The experienced counsellors warn against being fooled by attraction. They write: “Attraction is based on becoming intoxicated by someone with whom they do not have a real and whole relationship, and they idealise the part of him that they relate to. As a result they feel magically in love although there is no real relationship to back that up.

“Affairs offer a partial relationship that only includes the positive. The spouse in pain directs all the negative stuff – the disappointment and hurt - toward the mate. So all the ‘good stuff’ goes toward the fantasy love object. The ‘all-good’ fantasy is allowed to remain intact because it does not have the day-to-day pressures that marriage inevitably has. In an affair there is little need to work out compromise, conflict and the like, as it is mainly a rescue mission from the ‘bad spouse’.

“The bottom line is that attraction is a bad barometer. It gives you false readings of what the other person is truly like, which you can discover only in a full-blown relationship with him. It gives you false readings of what you really need from a relationship because an idealised romantic state is not what you need long term.

“The attraction will fade and then you are left with all the negatives that did not surface in the affair, along with one additional negative, which is to see yourself as someone who betrayed your spouse and perhaps even stole another person’s spouse. Using attraction as a barometer gives you a false reading of your spouse as well. The reason for this is simple: the comparison of your spouse to the idealised affair is never realistic and the spouse always loses to the fantasy.

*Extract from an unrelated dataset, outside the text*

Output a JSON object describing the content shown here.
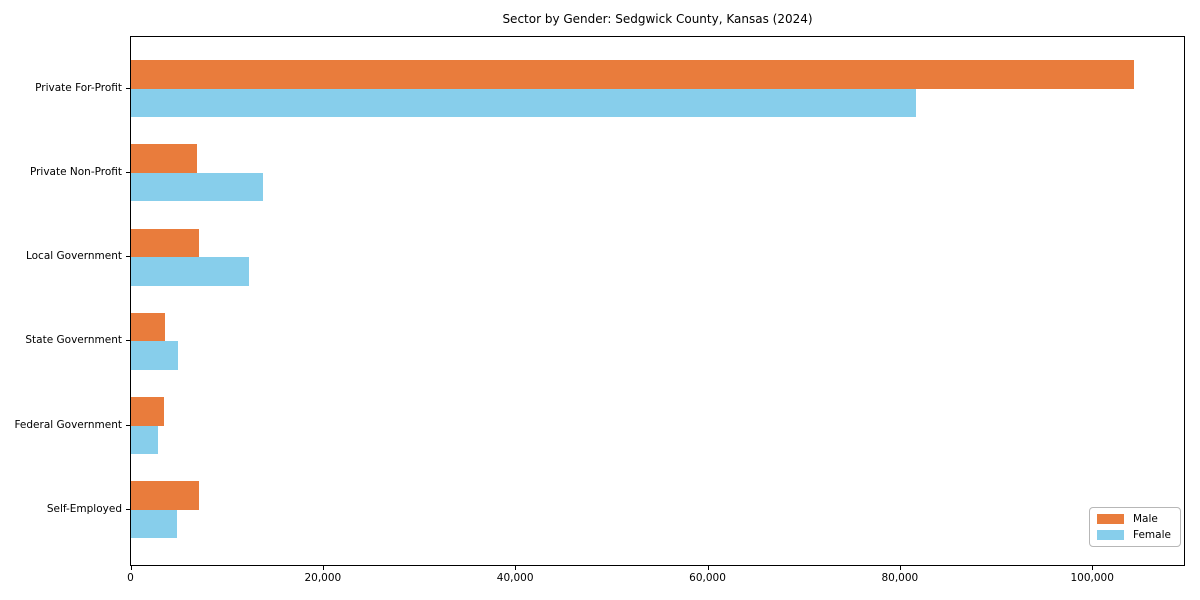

“The romantic scene may be enticing but that scene is part of a larger movie with a tragic ending. Play the movie all the way to the end. See your family destroyed, your friends split up, your spouse broken hearted, your children devastated, and all of the other devastation that will occur. That is the real movie you are contemplating. So before you raise the lights and lock the theatre doors for the night, add another scene to the plot: the one where you get smart and run the other way. Do not succumb to the fantasy of attraction.”